Las disciplinas comprendidas en la segunda categoría, las así llamadas ciencias históricas -entre las cuales cuenta la cosmología, la arqueología, la geología histórica, la física y la química aplicada, los estudios del origen de la vida y la biología evolutiva- tienen por objeto eventos o hechos particulares, para lo cual dependen primariamente, y aún exclusivamente de la especificación de condiciones causales ocurridas en el pasado, y no de leyes. Estas disciplinas, por lo tanto, se distinguirían por buscar la reconstrucción de eventos pretéritos a partir de datos o hechos presentes, para lo cual se utilizaría una lógica "abductiva" o "retrodictiva", caracterizada por una asimetría temporal, o como dice Meyer, citando a su vez a Gould, "infiriendo la historia a partir de sus resultados" (Gould, 1986: 61). Así, en las ciencias históricas citar un evento causal pasado explica a menudo más satisfactoriamente un fenómeno determinado que una referencia a una ley o regularidad de la naturaleza. La razón de esto, -continúa Meyer- está en que muchos eventos particulares vienen a la existencia a través de una serie de eventos previos que no volverán a ocurrir regularmente. No habiendo una regularidad, mal podría haber una ley en el sentido aquí considerado, que no es otra cosa que la expresión matemáticamente formulada de dicha regularidad.

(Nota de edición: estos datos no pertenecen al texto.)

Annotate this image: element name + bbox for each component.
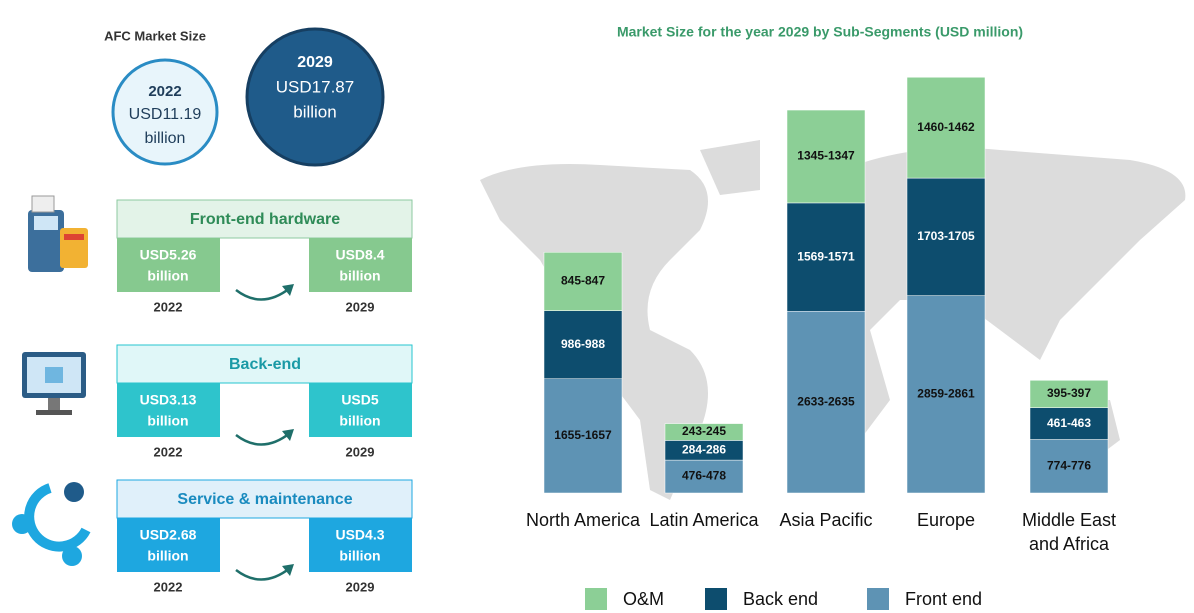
- arrow-head: [282, 429, 294, 441]
- bar-segment: [786, 202, 866, 312]
- segment-year: 2022: [154, 299, 183, 314]
- bar-segment: [1029, 439, 1109, 494]
- category-label: North America: [525, 510, 641, 530]
- bar-label: 845-847: [561, 274, 605, 288]
- circle-2029: [245, 27, 385, 167]
- pos-icon: [28, 195, 88, 272]
- market-size-title: AFC Market Size: [104, 28, 206, 43]
- bar-segment: [786, 109, 866, 204]
- bar-segment: [906, 77, 986, 179]
- segment-unit: billion: [339, 268, 380, 284]
- segment-year: 2022: [154, 444, 183, 459]
- bar-label: 2633-2635: [797, 394, 855, 408]
- bar-label: 395-397: [1047, 386, 1091, 400]
- segment-value: USD8.4: [335, 247, 384, 263]
- arrow: [235, 567, 291, 581]
- segment-header: [116, 199, 413, 239]
- segment-unit: billion: [147, 548, 188, 564]
- circle-unit: billion: [145, 130, 186, 147]
- value-box: [309, 383, 412, 437]
- gear-icon: [12, 482, 91, 566]
- segment-name: Service & maintenance: [177, 491, 352, 508]
- legend-label: Back end: [743, 589, 818, 609]
- circle-2022: [111, 58, 219, 166]
- segment-value: USD5: [341, 392, 379, 408]
- legend-label: O&M: [623, 589, 664, 609]
- value-box: [117, 238, 220, 292]
- legend-swatch: [867, 588, 889, 610]
- category-label: Asia Pacific: [779, 510, 873, 530]
- bar-label: 476-478: [682, 469, 726, 483]
- bar-label: 243-245: [682, 424, 726, 438]
- segment-name: Front-end hardware: [190, 211, 340, 228]
- monitor-icon: [22, 352, 86, 415]
- segment-value: USD2.68: [140, 527, 197, 543]
- arrow-head: [282, 564, 294, 576]
- bar-segment: [543, 252, 623, 311]
- segment-year: 2029: [346, 444, 375, 459]
- segment-year: 2029: [346, 579, 375, 594]
- segment-unit: billion: [147, 268, 188, 284]
- bar-segment: [1029, 380, 1109, 408]
- bar-label: 1569-1571: [797, 249, 855, 263]
- segment-unit: billion: [339, 548, 380, 564]
- circle-value: USD11.19: [129, 106, 202, 123]
- bar-segment: [664, 423, 744, 441]
- segment-header: [116, 344, 413, 384]
- category-label: Europe: [916, 510, 976, 530]
- bar-segment: [543, 378, 623, 494]
- bar-label: 461-463: [1047, 416, 1091, 430]
- circle-year: 2022: [148, 83, 181, 100]
- segment-name: Back-end: [229, 356, 301, 373]
- bar-label: 1655-1657: [554, 428, 612, 442]
- chart-title: Market Size for the year 2029 by Sub-Seg…: [617, 24, 1023, 40]
- bar-label: 774-776: [1047, 458, 1091, 472]
- segment-header: [116, 479, 413, 519]
- category-label: Middle East and Africa: [1021, 510, 1117, 554]
- circle-unit: billion: [293, 102, 336, 121]
- value-box: [309, 238, 412, 292]
- value-box: [117, 518, 220, 572]
- bar-segment: [543, 310, 623, 379]
- bar-label: 284-286: [682, 442, 726, 456]
- value-box: [309, 518, 412, 572]
- bar-label: 1460-1462: [917, 120, 975, 134]
- circle-year: 2029: [297, 54, 333, 71]
- bar-segment: [664, 459, 744, 494]
- legend-swatch: [705, 588, 727, 610]
- bar-label: 986-988: [561, 337, 605, 351]
- legend-swatch: [585, 588, 607, 610]
- category-label: Latin America: [649, 510, 759, 530]
- arrow: [235, 432, 291, 446]
- value-box: [117, 383, 220, 437]
- segment-value: USD5.26: [140, 247, 197, 263]
- bar-segment: [786, 311, 866, 494]
- segment-value: USD4.3: [335, 527, 384, 543]
- segment-year: 2029: [346, 299, 375, 314]
- arrow: [235, 287, 291, 301]
- legend-label: Front end: [905, 589, 982, 609]
- bar-label: 1703-1705: [917, 229, 975, 243]
- arrow-head: [282, 284, 294, 296]
- bar-label: 1345-1347: [797, 149, 855, 163]
- bar-segment: [906, 177, 986, 296]
- bar-label: 2859-2861: [917, 387, 975, 401]
- segment-unit: billion: [339, 413, 380, 429]
- segment-year: 2022: [154, 579, 183, 594]
- bar-segment: [906, 295, 986, 494]
- segment-unit: billion: [147, 413, 188, 429]
- circle-value: USD17.87: [276, 77, 354, 96]
- segment-value: USD3.13: [140, 392, 197, 408]
- bar-segment: [1029, 407, 1109, 440]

En las ciencias históricas, a diferencia de las nomológicas, son los eventos causales pasados y no las leyes naturales las entidades que hacen el "trabajo explicativo primario", y su verificación procedería de manera indirecta, a través de la comparación del poder explicativo de teorías rivales:
los argumentos de demarcación parecen fallar -afirma Meyer-, al menos en parte porque intentan imponer (como normativos) criterios de método que ignoran el carácter histórico de la investigación de los orígenes. Indudablemente, cada uno de los argumentos demarcacionistas antes enlistado falla porque obvia una característica específica de las ciencias históricas (Meyer, 2002b: 178).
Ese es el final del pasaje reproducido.